Channel 9′s Dashawn Brown spoke to doctors at Novant Health who are encouraging the use of this new equipment.

Brown said the new software has been in use for just under two months, and the chief medical officer said they were able to see its benefits within the first two days.

“It’s almost like having an autopilot that helps you and gives you navigation as the pilot,” Dr. Eric Eskioglu, executive vice president and chief medical and scientific officer of Novant Health, said.

Eskioglu said the new technology, currently in use at Novant Presbyterian, is utilizing artificial intelligence.

He said the new software helps to scrub through crucial imaging like X-rays and CT scans in the ER.

Eskioglu said this could help flag the most urgent cases to move those patients to the front of the line.

“So if it’s a brain bleed. If it’s, God forbid, lung cancer. If it’s a pulmonary embolus. It actually puts it on top of the queue. It automatically prioritizes for the physicians to read,” Eskioglu said.

This technology comes at a time when emergency rooms in the Charlotte region and across the country have been battling overcrowding, as well as employee burnout.

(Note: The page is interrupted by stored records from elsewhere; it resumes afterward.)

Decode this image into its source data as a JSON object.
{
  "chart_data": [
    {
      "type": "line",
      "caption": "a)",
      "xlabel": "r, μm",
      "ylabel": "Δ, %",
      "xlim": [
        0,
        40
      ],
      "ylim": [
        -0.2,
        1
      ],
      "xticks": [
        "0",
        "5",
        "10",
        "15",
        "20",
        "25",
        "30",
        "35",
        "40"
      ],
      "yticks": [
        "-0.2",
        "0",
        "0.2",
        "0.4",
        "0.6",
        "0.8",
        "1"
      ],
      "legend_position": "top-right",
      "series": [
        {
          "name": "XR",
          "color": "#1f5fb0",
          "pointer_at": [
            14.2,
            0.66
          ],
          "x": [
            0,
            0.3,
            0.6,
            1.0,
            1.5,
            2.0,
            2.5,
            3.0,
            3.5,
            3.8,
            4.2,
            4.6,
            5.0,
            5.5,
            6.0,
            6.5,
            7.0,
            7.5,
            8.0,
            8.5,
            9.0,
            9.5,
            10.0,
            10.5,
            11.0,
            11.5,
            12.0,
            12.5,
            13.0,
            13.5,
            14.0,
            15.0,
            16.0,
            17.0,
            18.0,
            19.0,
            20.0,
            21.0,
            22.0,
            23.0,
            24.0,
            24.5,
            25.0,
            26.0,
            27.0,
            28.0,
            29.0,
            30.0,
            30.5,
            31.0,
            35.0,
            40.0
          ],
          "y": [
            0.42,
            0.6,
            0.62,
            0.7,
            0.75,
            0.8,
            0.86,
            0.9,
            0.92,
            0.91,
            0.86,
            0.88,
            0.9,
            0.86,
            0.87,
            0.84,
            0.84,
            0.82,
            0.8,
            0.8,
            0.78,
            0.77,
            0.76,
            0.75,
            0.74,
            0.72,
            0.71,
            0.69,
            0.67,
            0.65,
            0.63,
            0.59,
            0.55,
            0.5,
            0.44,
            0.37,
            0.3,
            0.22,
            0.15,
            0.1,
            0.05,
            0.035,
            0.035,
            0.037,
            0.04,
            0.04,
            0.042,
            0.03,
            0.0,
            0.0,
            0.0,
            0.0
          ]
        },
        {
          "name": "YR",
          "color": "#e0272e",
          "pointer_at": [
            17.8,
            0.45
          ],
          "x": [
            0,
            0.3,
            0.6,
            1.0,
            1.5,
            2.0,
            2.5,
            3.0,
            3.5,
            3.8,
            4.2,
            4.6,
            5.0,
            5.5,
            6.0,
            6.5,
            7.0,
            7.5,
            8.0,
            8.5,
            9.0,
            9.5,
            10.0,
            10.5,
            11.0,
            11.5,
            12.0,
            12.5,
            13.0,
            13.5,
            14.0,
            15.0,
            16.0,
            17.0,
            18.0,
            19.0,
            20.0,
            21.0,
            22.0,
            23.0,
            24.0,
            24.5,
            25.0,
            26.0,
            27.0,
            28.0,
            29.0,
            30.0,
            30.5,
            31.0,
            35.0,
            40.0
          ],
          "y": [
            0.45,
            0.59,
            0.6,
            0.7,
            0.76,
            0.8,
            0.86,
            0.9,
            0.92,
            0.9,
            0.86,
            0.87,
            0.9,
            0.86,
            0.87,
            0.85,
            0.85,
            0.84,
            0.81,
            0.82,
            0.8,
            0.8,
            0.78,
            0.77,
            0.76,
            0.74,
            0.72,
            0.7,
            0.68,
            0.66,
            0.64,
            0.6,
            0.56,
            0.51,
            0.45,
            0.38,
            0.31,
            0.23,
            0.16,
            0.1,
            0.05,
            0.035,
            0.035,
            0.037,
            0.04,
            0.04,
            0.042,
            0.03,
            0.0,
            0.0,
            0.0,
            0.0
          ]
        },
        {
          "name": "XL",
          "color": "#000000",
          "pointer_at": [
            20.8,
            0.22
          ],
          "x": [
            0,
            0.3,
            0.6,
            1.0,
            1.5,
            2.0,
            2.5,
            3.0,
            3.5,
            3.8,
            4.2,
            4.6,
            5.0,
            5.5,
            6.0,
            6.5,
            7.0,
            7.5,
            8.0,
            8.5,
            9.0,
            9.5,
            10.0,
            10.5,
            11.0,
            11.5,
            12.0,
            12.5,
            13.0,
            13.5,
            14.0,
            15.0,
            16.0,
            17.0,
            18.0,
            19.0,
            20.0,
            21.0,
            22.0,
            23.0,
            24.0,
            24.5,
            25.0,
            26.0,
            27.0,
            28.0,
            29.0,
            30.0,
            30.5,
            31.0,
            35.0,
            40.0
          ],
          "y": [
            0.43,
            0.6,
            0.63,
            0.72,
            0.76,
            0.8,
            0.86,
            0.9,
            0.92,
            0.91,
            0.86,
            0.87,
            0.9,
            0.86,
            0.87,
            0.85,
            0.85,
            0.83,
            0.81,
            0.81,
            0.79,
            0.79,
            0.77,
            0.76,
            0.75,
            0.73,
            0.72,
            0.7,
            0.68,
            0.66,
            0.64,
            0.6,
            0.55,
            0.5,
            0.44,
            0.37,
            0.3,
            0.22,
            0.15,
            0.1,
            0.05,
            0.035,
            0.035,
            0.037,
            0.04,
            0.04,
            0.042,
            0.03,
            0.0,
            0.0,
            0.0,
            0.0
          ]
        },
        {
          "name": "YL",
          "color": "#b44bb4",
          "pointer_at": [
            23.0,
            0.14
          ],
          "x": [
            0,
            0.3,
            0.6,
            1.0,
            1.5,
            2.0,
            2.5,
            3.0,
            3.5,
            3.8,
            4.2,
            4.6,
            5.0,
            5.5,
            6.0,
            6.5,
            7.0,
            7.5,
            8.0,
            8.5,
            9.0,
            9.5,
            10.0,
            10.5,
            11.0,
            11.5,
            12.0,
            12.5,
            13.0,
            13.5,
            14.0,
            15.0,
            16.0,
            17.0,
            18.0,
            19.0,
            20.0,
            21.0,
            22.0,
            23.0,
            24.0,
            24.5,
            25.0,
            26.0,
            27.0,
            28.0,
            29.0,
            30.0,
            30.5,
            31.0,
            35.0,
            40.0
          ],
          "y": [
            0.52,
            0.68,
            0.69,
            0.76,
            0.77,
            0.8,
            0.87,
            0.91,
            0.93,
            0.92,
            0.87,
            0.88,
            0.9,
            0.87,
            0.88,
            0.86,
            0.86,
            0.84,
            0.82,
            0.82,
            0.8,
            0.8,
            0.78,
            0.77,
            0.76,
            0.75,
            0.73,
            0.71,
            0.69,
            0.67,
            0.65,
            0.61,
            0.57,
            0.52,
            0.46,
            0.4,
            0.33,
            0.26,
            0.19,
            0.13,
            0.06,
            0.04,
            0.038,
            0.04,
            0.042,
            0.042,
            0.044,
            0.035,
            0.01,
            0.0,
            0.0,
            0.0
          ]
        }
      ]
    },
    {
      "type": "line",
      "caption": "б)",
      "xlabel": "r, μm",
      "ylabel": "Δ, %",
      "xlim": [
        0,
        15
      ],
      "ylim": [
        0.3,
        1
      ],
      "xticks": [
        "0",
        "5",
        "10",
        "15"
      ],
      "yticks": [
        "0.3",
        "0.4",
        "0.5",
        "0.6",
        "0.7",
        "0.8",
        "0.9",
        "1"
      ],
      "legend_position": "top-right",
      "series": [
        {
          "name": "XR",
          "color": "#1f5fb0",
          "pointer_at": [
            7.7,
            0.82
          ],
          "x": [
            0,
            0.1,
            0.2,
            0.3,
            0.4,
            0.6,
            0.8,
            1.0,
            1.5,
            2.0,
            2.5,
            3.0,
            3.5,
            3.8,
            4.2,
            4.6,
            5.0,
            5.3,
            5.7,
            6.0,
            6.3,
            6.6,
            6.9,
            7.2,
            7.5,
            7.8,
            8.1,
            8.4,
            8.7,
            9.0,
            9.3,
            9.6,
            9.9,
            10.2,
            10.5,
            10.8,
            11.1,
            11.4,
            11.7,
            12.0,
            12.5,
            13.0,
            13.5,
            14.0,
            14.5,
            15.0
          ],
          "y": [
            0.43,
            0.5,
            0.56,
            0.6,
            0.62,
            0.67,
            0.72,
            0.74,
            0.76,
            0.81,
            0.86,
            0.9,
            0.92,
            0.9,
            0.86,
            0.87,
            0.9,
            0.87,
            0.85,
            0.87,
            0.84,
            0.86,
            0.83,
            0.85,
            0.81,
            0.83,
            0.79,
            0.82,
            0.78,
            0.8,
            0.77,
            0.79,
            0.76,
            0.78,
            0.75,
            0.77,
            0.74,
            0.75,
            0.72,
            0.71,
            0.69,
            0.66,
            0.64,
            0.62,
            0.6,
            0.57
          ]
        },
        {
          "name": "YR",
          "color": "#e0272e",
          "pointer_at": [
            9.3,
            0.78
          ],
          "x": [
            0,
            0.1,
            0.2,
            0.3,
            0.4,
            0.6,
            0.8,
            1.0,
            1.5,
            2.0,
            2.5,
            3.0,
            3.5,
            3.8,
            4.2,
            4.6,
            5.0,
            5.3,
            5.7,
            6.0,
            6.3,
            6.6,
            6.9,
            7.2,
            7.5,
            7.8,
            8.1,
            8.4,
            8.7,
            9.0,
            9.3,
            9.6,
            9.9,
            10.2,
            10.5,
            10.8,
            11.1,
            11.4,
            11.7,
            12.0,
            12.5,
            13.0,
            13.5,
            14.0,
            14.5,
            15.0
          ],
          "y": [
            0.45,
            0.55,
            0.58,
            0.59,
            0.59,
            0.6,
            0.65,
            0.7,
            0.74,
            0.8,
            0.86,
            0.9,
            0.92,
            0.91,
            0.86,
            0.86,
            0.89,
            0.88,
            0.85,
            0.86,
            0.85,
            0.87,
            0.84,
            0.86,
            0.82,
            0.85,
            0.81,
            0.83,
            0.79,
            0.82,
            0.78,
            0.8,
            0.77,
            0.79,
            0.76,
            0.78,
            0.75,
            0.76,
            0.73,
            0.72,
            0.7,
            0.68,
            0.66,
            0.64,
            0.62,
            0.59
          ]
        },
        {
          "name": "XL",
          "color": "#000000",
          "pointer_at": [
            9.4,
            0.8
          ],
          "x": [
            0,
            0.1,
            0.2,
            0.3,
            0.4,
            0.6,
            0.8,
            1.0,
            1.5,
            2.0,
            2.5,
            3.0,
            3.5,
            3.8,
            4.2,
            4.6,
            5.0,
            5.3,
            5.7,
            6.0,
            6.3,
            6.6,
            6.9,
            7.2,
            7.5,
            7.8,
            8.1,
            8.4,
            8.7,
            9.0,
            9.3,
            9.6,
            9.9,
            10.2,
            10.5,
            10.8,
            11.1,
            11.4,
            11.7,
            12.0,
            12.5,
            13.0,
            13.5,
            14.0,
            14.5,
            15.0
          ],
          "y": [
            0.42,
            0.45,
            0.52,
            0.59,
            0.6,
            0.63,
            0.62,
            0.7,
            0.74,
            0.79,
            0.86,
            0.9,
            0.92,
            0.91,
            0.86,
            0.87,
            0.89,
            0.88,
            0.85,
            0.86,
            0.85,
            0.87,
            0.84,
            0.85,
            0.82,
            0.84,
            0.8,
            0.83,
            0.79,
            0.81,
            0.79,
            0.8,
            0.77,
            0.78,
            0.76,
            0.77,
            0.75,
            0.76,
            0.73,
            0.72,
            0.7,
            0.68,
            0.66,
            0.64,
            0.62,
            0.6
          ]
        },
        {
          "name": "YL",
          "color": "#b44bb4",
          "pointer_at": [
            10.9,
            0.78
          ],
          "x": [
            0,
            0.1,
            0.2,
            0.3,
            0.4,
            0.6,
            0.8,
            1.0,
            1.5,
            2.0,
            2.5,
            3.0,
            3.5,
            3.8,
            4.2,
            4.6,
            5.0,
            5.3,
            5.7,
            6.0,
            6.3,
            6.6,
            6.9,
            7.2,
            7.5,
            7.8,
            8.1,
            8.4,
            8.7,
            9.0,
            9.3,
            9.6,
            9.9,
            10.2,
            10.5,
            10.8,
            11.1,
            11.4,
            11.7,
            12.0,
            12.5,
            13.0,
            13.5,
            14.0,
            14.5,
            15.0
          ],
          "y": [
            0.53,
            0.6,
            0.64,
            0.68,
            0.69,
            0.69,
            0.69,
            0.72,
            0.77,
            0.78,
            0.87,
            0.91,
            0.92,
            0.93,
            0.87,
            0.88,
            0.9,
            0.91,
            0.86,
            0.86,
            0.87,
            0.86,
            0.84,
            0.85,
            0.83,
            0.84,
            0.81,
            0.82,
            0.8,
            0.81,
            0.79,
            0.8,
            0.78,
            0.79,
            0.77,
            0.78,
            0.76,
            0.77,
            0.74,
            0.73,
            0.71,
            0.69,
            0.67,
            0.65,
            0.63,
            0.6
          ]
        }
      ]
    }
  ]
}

“Especially during the four waves of the COVID pandemic, and we continue to go through these waves, you have to understand we also take care of other patients that are not COVID-related, and so we have been overwhelmed. So this will give us another tool, it’s an added tool. It’s not one solution (to) fix everything. It also helps with our physician burnout because now they don’t have that anxiety thinking, ‘OK, what in this reading panel that I have 50 patients or 100 patients, which one is going to be that ticking time bomb?’” Eskioglu said.

For all the advantages this new software could bring to patient care, Eskioglu said the new tech won’t replace staff. It will assist them instead.

“At the end of the day, the pilot still flies that plane, is in charge of that plane. Makes the decisions. But he gets a lot of extra information that he would not be able to do by himself,” Eskioglu said.

Eskioglu said patients don’t have to ask for this service because it’s already part of the workflow.

Right now, the technology is available at Novant Presbyterian, but leaders said the goal is to expand the technology throughout the entire system.